【AIがすべての芸術を生み出すようになった社会】第30話

 病室へと戻った青山を、起きていた篝が見上げる。ベッドを起こして、背を預けていた。

「青山、どうかしたの? 顔色が悪いけど」
「……いや。問題ない」

 青山はそう言うと、横から篝を抱きしめた。

「青山?」

 おずおずと篝が腕を回し返し、ポンポンとその背を叩く。

「どうかしたの?」
「お前は、まだ恋をしたいのか?」
「ううん。もういい」

 その言葉に、青山は残念だと思いながら、腕に力を込める。

「私はもう、恋がどんな感じか知ったから。まぁ、片想いだけどね。恋って、経験したからって文字に起こせるものではないと私は分かったよ。
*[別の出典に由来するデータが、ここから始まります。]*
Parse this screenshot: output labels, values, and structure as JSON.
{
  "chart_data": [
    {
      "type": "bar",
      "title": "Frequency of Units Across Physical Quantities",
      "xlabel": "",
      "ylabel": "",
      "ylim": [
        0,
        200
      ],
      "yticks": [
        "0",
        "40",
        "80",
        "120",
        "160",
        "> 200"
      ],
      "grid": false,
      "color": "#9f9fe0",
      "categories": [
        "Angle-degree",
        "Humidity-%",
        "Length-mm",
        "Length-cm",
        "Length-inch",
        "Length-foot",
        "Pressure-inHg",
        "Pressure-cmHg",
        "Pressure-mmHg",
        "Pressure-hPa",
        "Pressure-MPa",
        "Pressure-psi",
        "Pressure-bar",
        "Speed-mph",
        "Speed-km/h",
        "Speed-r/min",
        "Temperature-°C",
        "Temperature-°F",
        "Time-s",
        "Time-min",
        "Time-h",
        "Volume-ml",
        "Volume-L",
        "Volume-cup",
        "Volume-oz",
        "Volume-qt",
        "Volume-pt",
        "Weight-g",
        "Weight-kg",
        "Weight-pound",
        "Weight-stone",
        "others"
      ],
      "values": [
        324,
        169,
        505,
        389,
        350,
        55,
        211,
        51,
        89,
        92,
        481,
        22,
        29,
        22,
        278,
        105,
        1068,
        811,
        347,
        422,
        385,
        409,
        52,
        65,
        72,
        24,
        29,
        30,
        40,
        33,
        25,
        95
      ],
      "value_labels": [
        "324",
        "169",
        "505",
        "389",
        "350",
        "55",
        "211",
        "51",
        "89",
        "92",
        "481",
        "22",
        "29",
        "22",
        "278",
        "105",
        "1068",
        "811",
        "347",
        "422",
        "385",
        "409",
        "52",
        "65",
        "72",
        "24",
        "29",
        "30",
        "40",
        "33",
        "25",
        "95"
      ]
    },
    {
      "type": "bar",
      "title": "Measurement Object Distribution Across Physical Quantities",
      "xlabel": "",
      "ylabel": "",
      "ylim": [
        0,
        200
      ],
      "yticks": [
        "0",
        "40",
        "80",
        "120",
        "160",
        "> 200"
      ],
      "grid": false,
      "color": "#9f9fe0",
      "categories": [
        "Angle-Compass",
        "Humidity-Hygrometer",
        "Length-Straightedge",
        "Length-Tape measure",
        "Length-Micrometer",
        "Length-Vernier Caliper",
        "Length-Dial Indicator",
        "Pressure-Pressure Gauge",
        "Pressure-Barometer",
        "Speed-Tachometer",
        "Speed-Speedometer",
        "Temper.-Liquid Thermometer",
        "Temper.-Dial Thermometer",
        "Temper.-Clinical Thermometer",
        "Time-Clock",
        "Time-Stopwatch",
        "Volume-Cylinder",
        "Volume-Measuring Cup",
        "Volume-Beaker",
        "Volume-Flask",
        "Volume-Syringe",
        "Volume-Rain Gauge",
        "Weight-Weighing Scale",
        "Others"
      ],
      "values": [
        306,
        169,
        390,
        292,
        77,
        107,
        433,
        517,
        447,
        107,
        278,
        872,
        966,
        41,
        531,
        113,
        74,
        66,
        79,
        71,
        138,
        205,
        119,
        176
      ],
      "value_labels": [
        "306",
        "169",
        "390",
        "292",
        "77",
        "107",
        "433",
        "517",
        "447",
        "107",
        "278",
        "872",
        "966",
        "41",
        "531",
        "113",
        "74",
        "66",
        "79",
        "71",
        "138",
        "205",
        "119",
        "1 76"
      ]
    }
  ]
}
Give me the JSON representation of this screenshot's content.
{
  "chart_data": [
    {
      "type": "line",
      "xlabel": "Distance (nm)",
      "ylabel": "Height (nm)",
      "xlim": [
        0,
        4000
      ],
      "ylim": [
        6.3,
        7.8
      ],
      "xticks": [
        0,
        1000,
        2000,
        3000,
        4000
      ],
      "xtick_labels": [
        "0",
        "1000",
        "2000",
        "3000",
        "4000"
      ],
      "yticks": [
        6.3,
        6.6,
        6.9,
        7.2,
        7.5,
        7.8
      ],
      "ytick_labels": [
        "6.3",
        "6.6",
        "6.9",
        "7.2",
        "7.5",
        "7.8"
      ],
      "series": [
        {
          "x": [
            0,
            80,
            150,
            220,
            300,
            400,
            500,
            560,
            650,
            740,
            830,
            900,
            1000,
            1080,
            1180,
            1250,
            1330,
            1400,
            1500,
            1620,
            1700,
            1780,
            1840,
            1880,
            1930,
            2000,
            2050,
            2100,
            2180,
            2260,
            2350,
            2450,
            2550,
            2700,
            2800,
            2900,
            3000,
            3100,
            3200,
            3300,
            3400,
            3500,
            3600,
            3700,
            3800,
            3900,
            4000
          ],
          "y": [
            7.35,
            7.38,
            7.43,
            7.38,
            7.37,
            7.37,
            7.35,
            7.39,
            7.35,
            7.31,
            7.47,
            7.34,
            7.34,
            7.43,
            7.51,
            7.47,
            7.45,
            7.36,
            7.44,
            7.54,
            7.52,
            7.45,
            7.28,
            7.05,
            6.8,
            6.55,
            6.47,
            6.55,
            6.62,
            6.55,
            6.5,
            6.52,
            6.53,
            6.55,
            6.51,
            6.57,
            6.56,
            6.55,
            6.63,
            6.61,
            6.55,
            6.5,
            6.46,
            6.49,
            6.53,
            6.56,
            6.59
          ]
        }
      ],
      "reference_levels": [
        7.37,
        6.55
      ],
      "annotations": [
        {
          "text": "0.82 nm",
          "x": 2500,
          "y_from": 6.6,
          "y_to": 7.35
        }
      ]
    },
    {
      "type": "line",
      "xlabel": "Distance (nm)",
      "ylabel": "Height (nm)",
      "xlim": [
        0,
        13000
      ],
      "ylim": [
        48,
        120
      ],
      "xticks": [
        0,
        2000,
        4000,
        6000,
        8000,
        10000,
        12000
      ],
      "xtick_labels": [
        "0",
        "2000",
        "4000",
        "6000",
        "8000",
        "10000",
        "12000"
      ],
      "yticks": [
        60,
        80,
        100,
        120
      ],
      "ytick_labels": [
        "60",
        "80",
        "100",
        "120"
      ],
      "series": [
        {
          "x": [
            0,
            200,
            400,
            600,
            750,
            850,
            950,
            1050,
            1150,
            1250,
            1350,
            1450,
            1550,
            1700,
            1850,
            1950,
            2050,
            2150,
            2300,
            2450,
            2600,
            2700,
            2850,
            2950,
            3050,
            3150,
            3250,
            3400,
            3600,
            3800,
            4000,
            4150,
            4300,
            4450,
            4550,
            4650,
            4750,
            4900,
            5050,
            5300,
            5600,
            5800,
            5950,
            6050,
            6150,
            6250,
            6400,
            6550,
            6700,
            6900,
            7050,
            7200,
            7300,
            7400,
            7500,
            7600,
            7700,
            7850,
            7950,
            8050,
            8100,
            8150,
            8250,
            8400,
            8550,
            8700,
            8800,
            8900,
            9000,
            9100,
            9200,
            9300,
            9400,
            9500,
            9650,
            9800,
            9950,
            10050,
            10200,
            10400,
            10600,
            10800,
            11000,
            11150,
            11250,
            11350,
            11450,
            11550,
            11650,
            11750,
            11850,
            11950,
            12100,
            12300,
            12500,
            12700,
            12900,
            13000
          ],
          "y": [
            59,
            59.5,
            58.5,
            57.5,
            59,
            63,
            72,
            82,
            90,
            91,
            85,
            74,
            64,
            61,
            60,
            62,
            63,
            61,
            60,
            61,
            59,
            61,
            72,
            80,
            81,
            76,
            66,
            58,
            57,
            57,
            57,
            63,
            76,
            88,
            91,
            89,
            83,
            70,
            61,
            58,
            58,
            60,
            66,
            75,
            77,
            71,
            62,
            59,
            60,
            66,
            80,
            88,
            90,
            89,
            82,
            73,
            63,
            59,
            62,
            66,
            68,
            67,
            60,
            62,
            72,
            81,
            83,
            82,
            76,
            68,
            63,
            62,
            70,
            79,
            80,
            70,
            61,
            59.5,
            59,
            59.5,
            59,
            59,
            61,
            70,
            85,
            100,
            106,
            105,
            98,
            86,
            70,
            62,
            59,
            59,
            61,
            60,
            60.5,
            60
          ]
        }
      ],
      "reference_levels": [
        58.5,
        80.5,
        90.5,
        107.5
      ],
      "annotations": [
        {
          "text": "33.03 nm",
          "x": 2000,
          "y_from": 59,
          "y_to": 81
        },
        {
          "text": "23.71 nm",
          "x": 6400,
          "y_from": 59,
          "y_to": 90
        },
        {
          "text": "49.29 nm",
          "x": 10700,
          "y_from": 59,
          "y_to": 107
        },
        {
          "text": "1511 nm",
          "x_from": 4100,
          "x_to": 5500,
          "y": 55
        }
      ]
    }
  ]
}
それに人の数だけ、恋もあると思った。だからいつか、私が恋愛物語を書く日が来たら、その……青山を主人公にしてもいい?」
「それは、許可できない」
「規約があるの?」
「ちがう。自分が主役では、まともに判断が出来なくなってしまう。なにせ俺とお前の話だろう?」
「なんで分かっ――」
「俺以外の相手に、いつ惚れる暇があったと言うんだ」
「っ」
「早くよくなれ。そうしたら、沢山デートにでも連れて行ってやる」

 このようにして、一つの恋もまた形を結んだのだった。